(631c) The Natural Stilbenoid Resveratrol and Its Derivatives' Inhibitory Capability Toward Alzheimer's Disease Associated Amyloid-β Protein Aggregation
Non-toxic, Aβ monomers are natural and non-harmful proteins that exist in human brain; however, after their self-assembly into aggregated species like oligomers, protofibrils and eventually fibrils, they become toxic and lead to neurodegeneration associated with Alzheimer’s disease (AD). AD is a top 10 cause of death in the United States and it is the only one that presently has no cure. Numerous studies on treatment of AD along with epidemiological evidence indicate that moderate consumption of red wine, which is abundant in the polyphenol resveratrol, might reduce the incidence of AD. Therefore, resveratrol becomes a potential drug target for AD. This study elucidates the ability of derivatives of the small molecule resveratrol, including piceatannol, oxyresveratrol and piceid, to inhibit the AD-associated Ab aggregation process.
First, the ability of resveratrol derivatives to inhibit the overall process of Aβ monomer aggregation into mature fibrils is evaluated using dot blotting with an antibody that binds to amyloid aggregate fibril structure. TEM images are also used to confirm inhibition as well as to identify morphological changes caused by the presence of compounds. Inhibition of the early stages of aggregation is examined using an oligomerization assay that employs SDS-PAGE with Western blot to determine the size of oligomers formed. Inhibition of later stages of aggregation is examined by evaluating the effect of compounds on soluble aggregate growth by elongation via monomer addition or lateral association of soluble aggregates. Here, dynamic light scattering is used to measure increases in aggregate hydrodynamic radius. Finally, these compounds’ ability to dissociate already formed Aβ fibrils into smaller species is tested by dot blot as described above.

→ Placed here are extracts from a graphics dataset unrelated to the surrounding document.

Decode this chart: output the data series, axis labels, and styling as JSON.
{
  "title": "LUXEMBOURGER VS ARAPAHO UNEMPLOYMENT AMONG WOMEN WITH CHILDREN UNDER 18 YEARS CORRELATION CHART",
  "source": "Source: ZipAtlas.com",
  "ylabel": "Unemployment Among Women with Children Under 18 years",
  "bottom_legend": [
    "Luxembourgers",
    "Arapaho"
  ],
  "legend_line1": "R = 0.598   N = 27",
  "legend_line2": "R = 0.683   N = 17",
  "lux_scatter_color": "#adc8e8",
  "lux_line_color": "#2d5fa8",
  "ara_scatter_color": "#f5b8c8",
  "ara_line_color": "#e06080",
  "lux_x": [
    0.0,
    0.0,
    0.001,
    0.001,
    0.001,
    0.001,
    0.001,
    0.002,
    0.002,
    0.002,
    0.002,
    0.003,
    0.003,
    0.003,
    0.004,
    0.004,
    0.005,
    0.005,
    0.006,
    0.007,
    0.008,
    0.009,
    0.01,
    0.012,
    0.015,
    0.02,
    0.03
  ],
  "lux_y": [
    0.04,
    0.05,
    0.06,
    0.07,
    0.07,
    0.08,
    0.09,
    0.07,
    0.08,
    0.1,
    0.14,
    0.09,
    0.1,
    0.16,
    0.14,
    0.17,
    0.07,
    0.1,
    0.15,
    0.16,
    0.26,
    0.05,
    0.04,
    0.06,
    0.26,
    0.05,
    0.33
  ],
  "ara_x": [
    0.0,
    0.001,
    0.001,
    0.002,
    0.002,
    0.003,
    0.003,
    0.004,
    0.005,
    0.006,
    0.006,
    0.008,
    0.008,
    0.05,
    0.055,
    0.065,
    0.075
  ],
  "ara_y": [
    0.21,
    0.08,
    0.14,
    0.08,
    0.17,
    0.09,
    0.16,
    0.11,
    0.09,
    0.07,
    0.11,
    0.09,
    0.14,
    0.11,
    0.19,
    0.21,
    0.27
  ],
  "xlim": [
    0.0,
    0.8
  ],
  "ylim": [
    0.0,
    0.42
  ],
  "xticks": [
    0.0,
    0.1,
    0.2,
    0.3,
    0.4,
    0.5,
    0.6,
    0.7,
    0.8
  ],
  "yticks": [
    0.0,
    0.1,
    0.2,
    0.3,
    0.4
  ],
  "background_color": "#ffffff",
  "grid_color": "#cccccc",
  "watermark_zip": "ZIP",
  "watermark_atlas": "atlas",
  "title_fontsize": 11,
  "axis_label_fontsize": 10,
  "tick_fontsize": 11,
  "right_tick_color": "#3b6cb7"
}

Aggregation assays reveal that piceatannol exhibits the most promising inhibition of Aβ aggregation, with a 90% inhibition of fibril formation. In contrast, only oxyresveratrol has a slight effect on decreasing the amount of small oligomers (molecular weight 25-100kDa) and none of the compounds are capable of decreasing the amount of larger oligomers (molecular weight 100-250kDa). Interestingly, all of the compounds are effective inhibitors of soluble aggregate elongation; however, only piceatannol can effectively inhibit soluble aggregate association. Piceatannol also stimulates dissociation of Aβ fibrils, while other compounds have a limited effect.
The inhibitory capability of piceatannol and, to a lesser extent, other resveratrol derivatives on Aβ aggregation could in part explain the correlation between red wine consumption and a reduced incidence of AD. Piceatannol shows superior inhibitory ability in Aβ monomer aggregation, soluble aggregate elongation and association, and Aβ fibril dissociation. Therefore, this resveratrol derivative is the most promising compound for further study toward a therapeutic role in the treatment of AD.